Quand le RN s’est cru aux portes de Matignon début juillet, on a vu ressurgir des projets contre les personnes possédant une double nationalité, qui ont semé le doute sur le long travail de normalisation entrepris depuis quinze ans par Marine Le Pen.
La démocratie directe pour rénover la République ?
Bon connaisseur du système suisse, partisan d’un référendum d’initiative citoyenne d’inspiration helvétique mais adapté à la France, Loïc Blondiaux propose de profiter de cette crise pour convoquer une convention citoyenne chargée de repenser la démocratie hexagonale.
«Les conventions citoyennes convoquées par Emmanuel Macron, d’abord sur le climat et ensuite sur la fin de vie, ont suscité un certain espoir dans l’opinion publique. Pourquoi ne pas en faire une autre, cette fois sur un sujet plus vaste: le renouveau démocratique?»

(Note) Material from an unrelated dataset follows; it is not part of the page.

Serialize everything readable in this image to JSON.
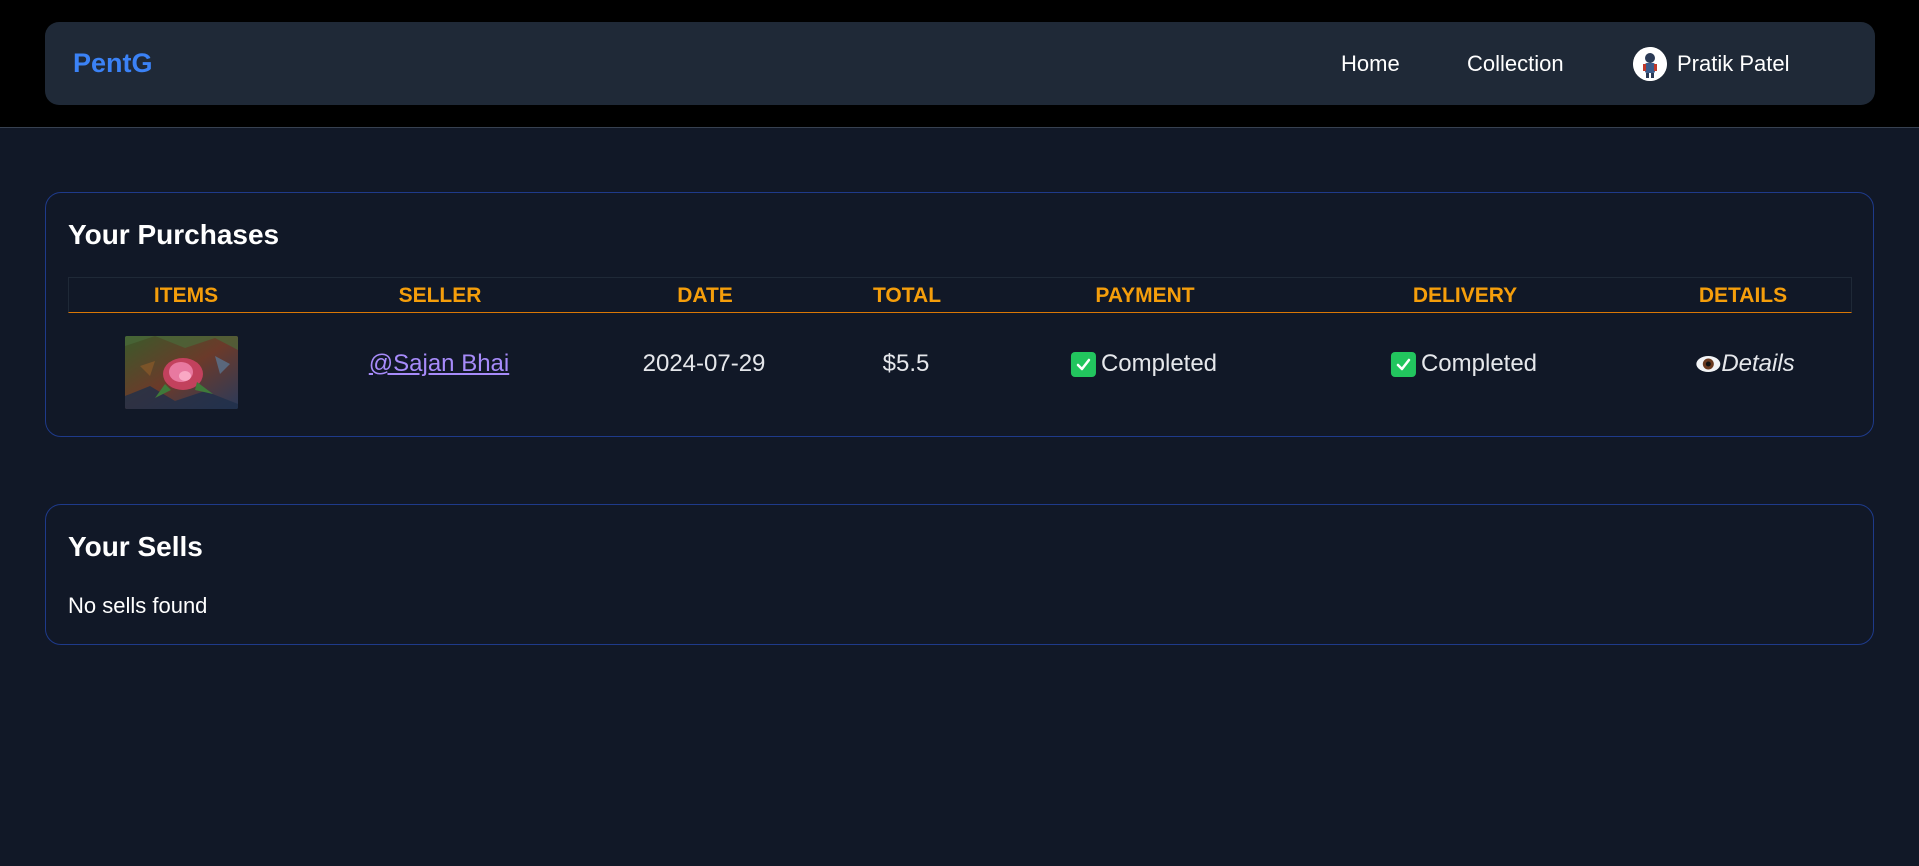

«Pour la retraite à 64 ans…de la 5e République», renchérit non sans ironie Gilbert Casasus, en référence aux manifestations contre la réforme des retraites de l’an dernier. «Emmanuel Macron doit lancer un référendum visant à changer les institutions françaises qui sont à bout de souffle. S’il perd, il devra démissionner. S’il gagne, il sortira de cette crise par le haut.»
À propos de la voie référendaire, le «partisan de la démocratie directe» Pascal Sciarini rappelle «qu’en Suisse, les élites ont mis des décennies pour s’adapter à cette épée de Damoclès que furent le référendum facultatif et l’initiative populaire».
Dans le climat actuel en France, le politologue suisse dit craindre qu’un référendum d’initiative citoyenne «ne fasse qu’exacerber la polarisation».